Mercadet était de toute façon exempté de toute mission de surveillance. Placer en planque un gars qui s'endormait toutes les trois heures était impraticable.

— En quoi la piste Jarras est-elle valable, mais pas fameuse ?

— Le CAP de Marseille commande ses anti-venins à Meredial-Lab, à l'antenne de Pennsylvanie. Ou à celle de Mexico.

— Et c'est là que sont les venins.

— Mais Jarras n'a jamais mis les pieds en Amérique.

— Ce n'est pas bon.

— C'est même fluet, dirait Froissy.

— À propos de quoi ?

— Du merle mâle.

— Il a pu utiliser un faux passeport. Pas le merle. Jarras.

— Et comment le savoir ?

— Aux archives de stockage des faux, tout d'abord.

— Il y en a des milliers, lieutenant.

— Et par sa photo ? proposa Mercadet, que les amples recherches n'impressionnaient pas.

Comme Froissy, explorer les millions de chemins du net était une promenade qu'il effectuait à grande vitesse, employant tous les biais, chemins de traverse et raccourcis, tel un fugitif excellant à couper à travers champs sous les barbelés. Il aimait cela. Et plus la tâche était colossale, plus il l'aimait.

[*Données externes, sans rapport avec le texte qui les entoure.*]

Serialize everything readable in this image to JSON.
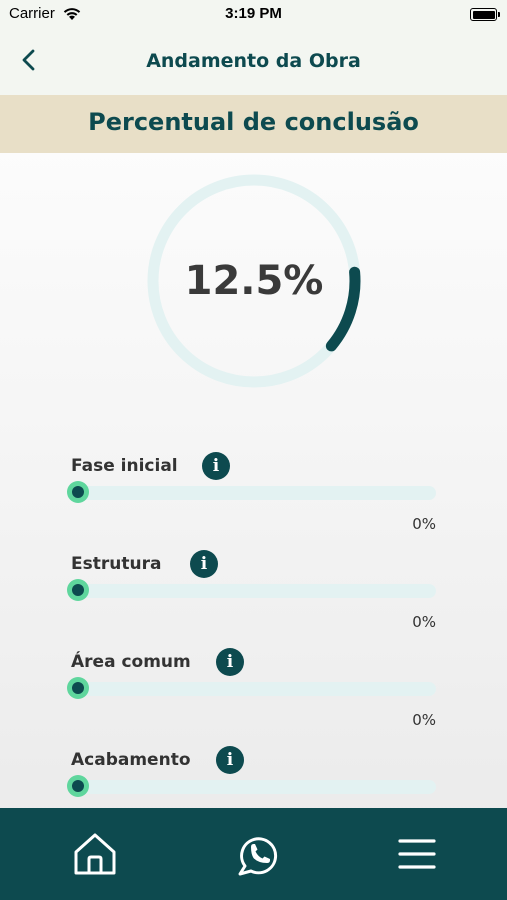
{
  "status_bar": {
    "carrier": "Carrier",
    "time": "3:19 PM",
    "icons": [
      "wifi-icon",
      "battery-icon"
    ]
  },
  "nav": {
    "title": "Andamento da Obra",
    "back_icon": "chevron-left-icon"
  },
  "section": {
    "heading": "Percentual de conclusão"
  },
  "progress": {
    "label": "12.5%",
    "fraction": 0.125
  },
  "phases": [
    {
      "label": "Fase inicial",
      "value": "0%",
      "fraction": 0
    },
    {
      "label": "Estrutura",
      "value": "0%",
      "fraction": 0
    },
    {
      "label": "Área comum",
      "value": "0%",
      "fraction": 0
    },
    {
      "label": "Acabamento",
      "value": "",
      "fraction": 0
    }
  ],
  "tab_bar": {
    "items": [
      "home-icon",
      "whatsapp-icon",
      "menu-icon"
    ]
  },
  "colors": {
    "primary": "#0d4a4f",
    "accent": "#5fd69d",
    "track": "#e3f2f2",
    "header_band": "#e8dfc7",
    "nav_bg": "#f3f6f1"
  }
}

Adamsberg ferma la porte de son bureau pour passer ses appels. Avec le départ de cinq lieutenants et dix brigadiers, les locaux étaient silencieux. Même si Danglard restait confiné dans son antre, Adamsberg ne souhaitait pas qu'il l'entende chercher du venin aux quatre coins de Paris.

Après presque une heure d'efforts, le temps que les services administratifs finissent, de poste en poste, par lui passer une personne compétente, Adamsberg rejoignit Mercadet.

— Rien, dit-il en jetant son portable sur la table, comme si l'appareil n'avait pas été à la hauteur de l'enjeu.

— Vous allez péter la vitre du téléphone, à le traiter comme cela.

— Elle est déjà fêlée, c'est celui du chat. J'ai voulu vérifier ailleurs : pas de venin de recluse au Muséum, rien non plus à l'Institut Pasteur ni à Grenoble.

— De mon côté, j'ai opéré une petite enquête sur le territoire, sur les vingt dernières années : on n'a jamais eu vent d'un laboratoire clandestin de venin d'araignée, ni même de serpent. Qui s'amuserait à recueillir du venin de recluse ? ajouta-t-il en repoussant son clavier.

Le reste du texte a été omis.